BC BRIEFS: Unemployment rises
Updated: July 17, 2009 4:51 PM
After two months of job growth, B.C. lost 4,100 jobs in June and, with more people looking for work, the unemployment rate jumped to 8.1 per cent.
Forestry, fishing and mining continued to shed jobs, but the biggest shift was the service sector, in which most of the net job loss for the province took place.
Gains were made in information, culture and recreation employment, as well as finance, insurance, real estate, health care and social-assistance jobs.
The North Coast-Nechako and Cariboo regions had the largest job loss of about 10 per cent, while Thompson-Okanagan jobs were down 7.8 per cent.

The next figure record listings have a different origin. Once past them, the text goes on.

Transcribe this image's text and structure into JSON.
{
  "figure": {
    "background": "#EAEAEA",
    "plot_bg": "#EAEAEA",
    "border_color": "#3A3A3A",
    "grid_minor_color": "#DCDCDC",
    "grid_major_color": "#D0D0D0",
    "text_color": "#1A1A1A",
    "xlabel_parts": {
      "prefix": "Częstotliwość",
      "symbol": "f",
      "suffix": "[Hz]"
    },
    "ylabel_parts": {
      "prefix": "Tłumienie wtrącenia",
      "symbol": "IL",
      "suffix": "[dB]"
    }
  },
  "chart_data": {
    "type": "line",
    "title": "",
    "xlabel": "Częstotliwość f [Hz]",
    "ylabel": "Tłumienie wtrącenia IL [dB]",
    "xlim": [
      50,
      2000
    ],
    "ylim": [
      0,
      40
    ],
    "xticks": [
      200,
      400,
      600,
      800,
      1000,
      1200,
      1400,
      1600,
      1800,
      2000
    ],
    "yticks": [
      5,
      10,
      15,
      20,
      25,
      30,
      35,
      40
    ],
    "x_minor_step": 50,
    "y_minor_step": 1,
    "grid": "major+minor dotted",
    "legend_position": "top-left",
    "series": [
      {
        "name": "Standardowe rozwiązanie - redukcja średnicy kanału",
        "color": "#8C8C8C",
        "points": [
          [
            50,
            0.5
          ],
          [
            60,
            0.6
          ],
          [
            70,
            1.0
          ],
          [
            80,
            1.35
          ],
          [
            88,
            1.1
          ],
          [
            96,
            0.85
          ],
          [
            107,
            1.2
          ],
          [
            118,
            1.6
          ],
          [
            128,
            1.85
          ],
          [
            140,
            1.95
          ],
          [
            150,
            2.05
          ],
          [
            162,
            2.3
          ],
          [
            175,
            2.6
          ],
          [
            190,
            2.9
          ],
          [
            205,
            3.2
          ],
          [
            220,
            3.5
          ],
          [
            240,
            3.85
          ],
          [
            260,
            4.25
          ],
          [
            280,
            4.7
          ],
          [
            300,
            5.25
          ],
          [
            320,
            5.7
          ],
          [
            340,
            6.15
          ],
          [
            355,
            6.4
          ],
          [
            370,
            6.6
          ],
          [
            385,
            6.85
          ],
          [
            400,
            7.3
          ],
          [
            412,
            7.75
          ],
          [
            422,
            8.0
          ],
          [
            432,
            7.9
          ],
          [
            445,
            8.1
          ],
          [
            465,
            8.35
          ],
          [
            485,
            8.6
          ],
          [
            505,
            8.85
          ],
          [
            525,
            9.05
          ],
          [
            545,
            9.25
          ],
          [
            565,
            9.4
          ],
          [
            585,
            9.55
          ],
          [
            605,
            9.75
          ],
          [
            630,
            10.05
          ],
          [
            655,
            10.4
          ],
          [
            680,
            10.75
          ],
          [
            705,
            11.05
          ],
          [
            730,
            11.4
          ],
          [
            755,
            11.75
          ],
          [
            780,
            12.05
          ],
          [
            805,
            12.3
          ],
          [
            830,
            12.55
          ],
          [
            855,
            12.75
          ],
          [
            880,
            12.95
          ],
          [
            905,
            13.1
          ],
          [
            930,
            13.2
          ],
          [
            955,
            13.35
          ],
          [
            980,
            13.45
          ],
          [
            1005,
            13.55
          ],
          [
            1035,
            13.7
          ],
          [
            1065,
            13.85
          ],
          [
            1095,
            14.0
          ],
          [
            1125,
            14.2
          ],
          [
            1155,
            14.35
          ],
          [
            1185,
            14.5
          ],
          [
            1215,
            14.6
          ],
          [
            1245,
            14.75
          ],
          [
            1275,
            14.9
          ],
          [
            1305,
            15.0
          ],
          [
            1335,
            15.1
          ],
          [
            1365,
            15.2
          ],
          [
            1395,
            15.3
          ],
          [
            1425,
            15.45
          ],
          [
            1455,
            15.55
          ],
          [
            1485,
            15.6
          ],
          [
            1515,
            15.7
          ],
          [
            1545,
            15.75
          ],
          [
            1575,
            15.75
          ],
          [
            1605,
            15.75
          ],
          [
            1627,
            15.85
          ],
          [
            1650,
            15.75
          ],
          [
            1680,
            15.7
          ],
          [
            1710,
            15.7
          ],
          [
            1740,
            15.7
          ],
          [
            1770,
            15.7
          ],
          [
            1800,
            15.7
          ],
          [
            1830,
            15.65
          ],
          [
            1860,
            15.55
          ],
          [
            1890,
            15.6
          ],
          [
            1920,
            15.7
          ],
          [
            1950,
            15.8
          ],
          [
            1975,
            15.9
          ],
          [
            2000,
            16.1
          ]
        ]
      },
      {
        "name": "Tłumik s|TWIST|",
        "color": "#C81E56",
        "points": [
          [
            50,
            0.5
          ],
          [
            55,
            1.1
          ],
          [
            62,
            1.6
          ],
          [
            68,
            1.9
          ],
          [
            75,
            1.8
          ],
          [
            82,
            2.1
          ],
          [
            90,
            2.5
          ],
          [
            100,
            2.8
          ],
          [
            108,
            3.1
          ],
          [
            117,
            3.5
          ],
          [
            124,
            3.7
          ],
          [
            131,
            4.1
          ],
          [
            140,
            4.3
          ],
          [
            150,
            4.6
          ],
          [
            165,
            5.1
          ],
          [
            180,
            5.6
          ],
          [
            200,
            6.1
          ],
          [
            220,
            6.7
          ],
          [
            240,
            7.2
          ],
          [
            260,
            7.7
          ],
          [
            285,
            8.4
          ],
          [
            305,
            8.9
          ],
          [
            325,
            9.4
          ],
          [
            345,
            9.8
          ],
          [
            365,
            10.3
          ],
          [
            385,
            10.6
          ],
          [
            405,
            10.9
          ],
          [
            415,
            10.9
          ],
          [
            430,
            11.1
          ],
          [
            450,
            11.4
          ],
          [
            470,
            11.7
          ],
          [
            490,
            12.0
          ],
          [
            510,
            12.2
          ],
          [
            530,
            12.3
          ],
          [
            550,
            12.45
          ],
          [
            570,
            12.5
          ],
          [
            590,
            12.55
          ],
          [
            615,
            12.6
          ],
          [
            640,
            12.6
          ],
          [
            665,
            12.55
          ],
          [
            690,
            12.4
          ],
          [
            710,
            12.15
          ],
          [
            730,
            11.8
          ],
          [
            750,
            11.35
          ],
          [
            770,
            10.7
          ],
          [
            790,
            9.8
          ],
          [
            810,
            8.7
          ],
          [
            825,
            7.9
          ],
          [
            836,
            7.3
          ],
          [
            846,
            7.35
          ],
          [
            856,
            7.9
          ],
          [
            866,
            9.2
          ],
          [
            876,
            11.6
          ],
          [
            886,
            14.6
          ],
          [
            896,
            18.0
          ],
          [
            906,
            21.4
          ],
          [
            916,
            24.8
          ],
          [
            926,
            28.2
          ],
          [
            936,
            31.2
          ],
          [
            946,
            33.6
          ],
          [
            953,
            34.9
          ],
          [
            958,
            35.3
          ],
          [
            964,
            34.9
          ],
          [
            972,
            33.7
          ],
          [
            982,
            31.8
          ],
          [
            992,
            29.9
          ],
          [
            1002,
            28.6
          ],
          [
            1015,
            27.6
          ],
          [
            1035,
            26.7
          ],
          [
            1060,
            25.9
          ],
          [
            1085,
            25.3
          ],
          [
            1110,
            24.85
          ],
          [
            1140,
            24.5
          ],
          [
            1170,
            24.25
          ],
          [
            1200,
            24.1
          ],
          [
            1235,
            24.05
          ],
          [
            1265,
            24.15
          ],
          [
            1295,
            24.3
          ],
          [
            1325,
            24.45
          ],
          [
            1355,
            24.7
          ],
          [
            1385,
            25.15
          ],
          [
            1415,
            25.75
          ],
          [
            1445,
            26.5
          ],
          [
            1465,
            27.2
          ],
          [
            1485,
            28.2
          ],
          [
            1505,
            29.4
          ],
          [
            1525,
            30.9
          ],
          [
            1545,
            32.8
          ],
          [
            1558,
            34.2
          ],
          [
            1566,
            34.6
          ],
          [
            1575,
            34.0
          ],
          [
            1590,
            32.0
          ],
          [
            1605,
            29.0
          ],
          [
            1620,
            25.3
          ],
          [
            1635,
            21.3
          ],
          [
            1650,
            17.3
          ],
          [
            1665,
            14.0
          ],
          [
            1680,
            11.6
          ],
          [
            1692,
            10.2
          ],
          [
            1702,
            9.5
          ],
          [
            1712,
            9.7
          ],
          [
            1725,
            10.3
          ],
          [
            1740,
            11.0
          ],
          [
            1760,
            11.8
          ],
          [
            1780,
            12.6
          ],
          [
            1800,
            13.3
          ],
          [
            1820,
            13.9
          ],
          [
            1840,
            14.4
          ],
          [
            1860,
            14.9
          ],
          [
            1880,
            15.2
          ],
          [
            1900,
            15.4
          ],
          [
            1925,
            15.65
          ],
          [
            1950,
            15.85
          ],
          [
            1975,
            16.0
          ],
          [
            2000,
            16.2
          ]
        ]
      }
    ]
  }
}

Kootenay, which had near-record low unemployment of 2.5 per cent in June 2008, saw its unemployment rate climb to 8.7 per cent a year later.
The Vancouver Island-Coast region has lost 3.1 per cent of its workers in the three months up to June, but its unemployment rate of 6.6 per cent is now the lowest in the province.
Continued job losses pushed the unemployment rate to 7.3 per cent in B.C.’s most populous region — Mainland-Southwest.
Management and administration jobs were down 7.1 per cent, public administration down 5.3 per cent and transportation and warehousing jobs were down 4.1 per cent for the month, according to Statistics Canada’s labour force survey.
* Provincial park renamed
Brooks Peninsula Provincial Park, the second-largest protected area on Vancouver Island, has been renamed according to local aboriginal tradition.
The park is now known as Muqin/Brooks, the word Muqin meaning “the Queen” in the Nuu-Chah-Nulth language.
The name-change agreement follows federal ratification of the Maa-Nulth treaty, reached with five aboriginal groups on the west coast of Vancouver Island.
Co-management of protected areas has been a key feature of modern treaty negotiations, notably on the Queen Charlotte Islands, now popularly known as Haida Gwaii, with large portions converted to national park status under Haida control.
“This agreement is intended to foster a strong foundation for the collaborative management of all the parks and protected areas within the traditional territories of the Che:k’tles7et’h’ peoples,” said Environment Minister Barry Penner, using the traditional name of one of the Maa-Nulth treaty groups.
Muqin/Brooks is a unique part of B.C., a region that mainly escaped glaciation during the last Ice Age and retains rare plant species from the tide line up to the mountains.
* Mexican, Czech
visits restricted
A surge in refugee claims has prompted the Canadian government to place visa requirements on visits from Mexico and the Czech Republic.
Effective July 14, Mexican and Czech nationals require a visa to travel to Canada.
Immigration Minister Jason Kenney said refugee claims from Mexico have almost tripled since 2005, making it the number-one source country for claims.
In 2008, Canada received more than 9,400 Mexican refugee claims, one-fourth of the total for the year.
The Immigration and Refugee Board rejected nine out of 10 claims.
Ottawa lifted the visa requirement on Czech Republic visitors in October 2007.
Since then, nearly 3,000 refugee claims have come from the European country, compared to fewer than five in 2006.
“In addition to creating significant delays and spiraling new costs in our refugee program, the sheer volume of these claims is undermining our ability to help people fleeing real persecution,” Kenney said.
“The visa process will allow us to assess who is coming to Canada as a legitimate visitor and who might be trying to use the refugee system to jump the immigration queue.”